The son of Pink Floyd guitarist David Gilmour shouted “we’re going to break all the laws” as he went on a rampage during the student fees protest, a court heard today.

Charlie Gilmour was pictured swinging from a Union Flag on the Cenotaph memorial during the march against tuition fee increases in December.

He pleaded guilty to violent disorder in May and appeared for sentencing at Kingston Crown Court in south west London today, accompanied by his rock star father and mother Polly Samson.

The court was shown CCTV footage of him in Parliament Square waving a plastic bag containing food and was heard to shout: “Let them eat cake”, the court heard.

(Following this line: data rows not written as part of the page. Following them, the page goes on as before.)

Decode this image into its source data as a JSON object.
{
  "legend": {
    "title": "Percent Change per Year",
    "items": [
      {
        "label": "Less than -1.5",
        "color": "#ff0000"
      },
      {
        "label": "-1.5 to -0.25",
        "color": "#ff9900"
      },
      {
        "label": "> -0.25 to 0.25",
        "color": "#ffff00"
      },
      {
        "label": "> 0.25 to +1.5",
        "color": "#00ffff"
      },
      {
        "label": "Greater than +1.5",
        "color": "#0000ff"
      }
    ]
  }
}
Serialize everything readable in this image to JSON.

He added: “We won't eat cake, we'll eat fire and ice and destruction because we're angry.”

In a second clip he said: "They broke the moral law, we're going to break all the laws."

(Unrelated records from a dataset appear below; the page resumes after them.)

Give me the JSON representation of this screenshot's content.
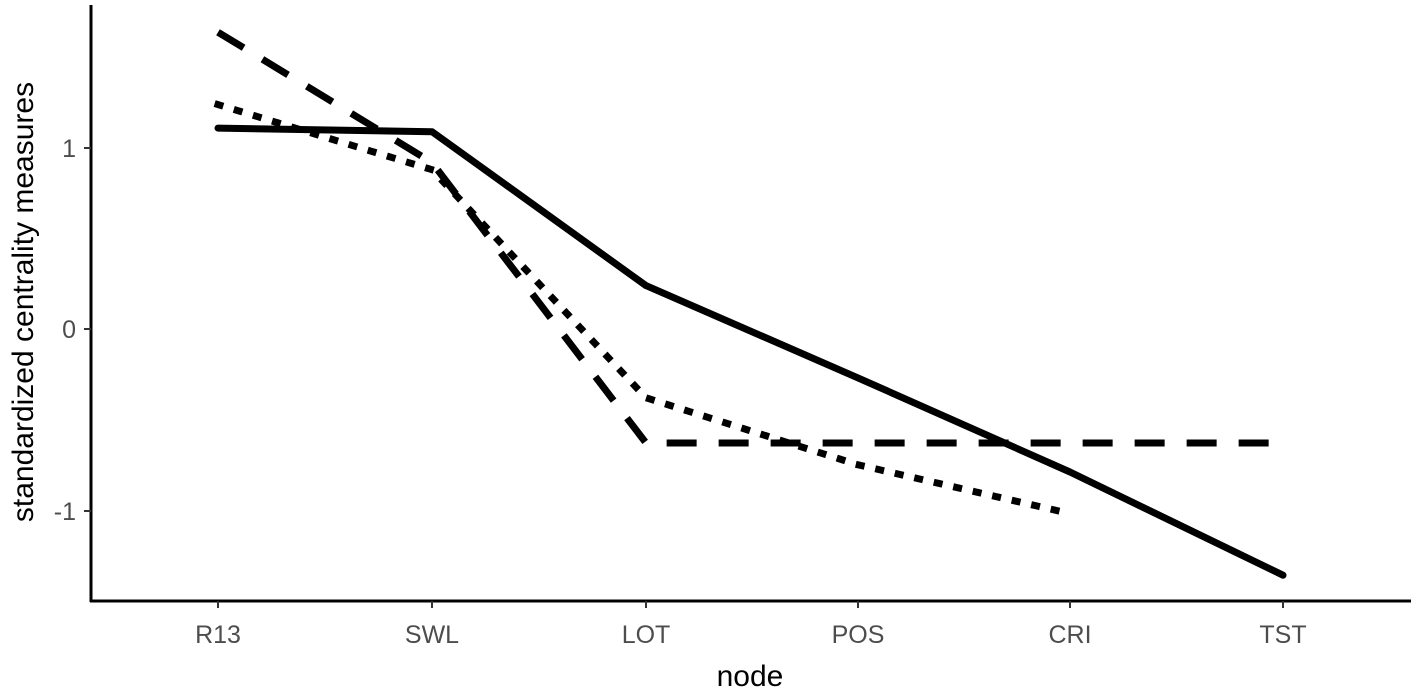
{
  "chart_data": {
    "type": "line",
    "title": "",
    "xlabel": "node",
    "ylabel": "standardized centrality measures",
    "categories": [
      "R13",
      "SWL",
      "LOT",
      "POS",
      "CRI",
      "TST"
    ],
    "series": [
      {
        "name": "solid",
        "line_style": "solid",
        "values": [
          1.11,
          1.09,
          0.24,
          -0.27,
          -0.79,
          -1.36
        ]
      },
      {
        "name": "dashed",
        "line_style": "dashed",
        "values": [
          1.64,
          0.92,
          -0.63,
          -0.63,
          -0.63,
          -0.63
        ]
      },
      {
        "name": "dotted",
        "line_style": "dotted",
        "values": [
          1.24,
          0.88,
          -0.38,
          -0.75,
          -1.02,
          null
        ]
      }
    ],
    "y_ticks": [
      -1,
      0,
      1
    ],
    "y_tick_labels": [
      "-1",
      "0",
      "1"
    ],
    "ylim": [
      -1.5,
      1.8
    ],
    "grid": false,
    "legend": "none"
  },
  "axes": {
    "x_title": "node",
    "y_title": "standardized centrality measures",
    "x_tick_labels": [
      "R13",
      "SWL",
      "LOT",
      "POS",
      "CRI",
      "TST"
    ],
    "y_tick_labels": [
      "1",
      "0",
      "-1"
    ]
  },
  "colors": {
    "line": "#000000",
    "axis": "#000000",
    "tick_text": "#4d4d4d",
    "background": "#ffffff"
  }
}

Prosecutor Duncan Penny told the court that on that day the 21-year-old, from Billingshurst, leapt on the bonnet of a Jaguar car in a royal convoy containing Prince Charles and Camilla.

He is accused of throwing a rubbish bin that appeared to hit the car but this was disputed by his defence.

The Gilmour family own a farm near Billingshurst and a £3 million six-storey mansion in Hove.

After he was pictured on the Cenotaph the student apologised for the “terrible insult” to the country’s war dead.

Gilmour is due to be sentenced tomorrow morning.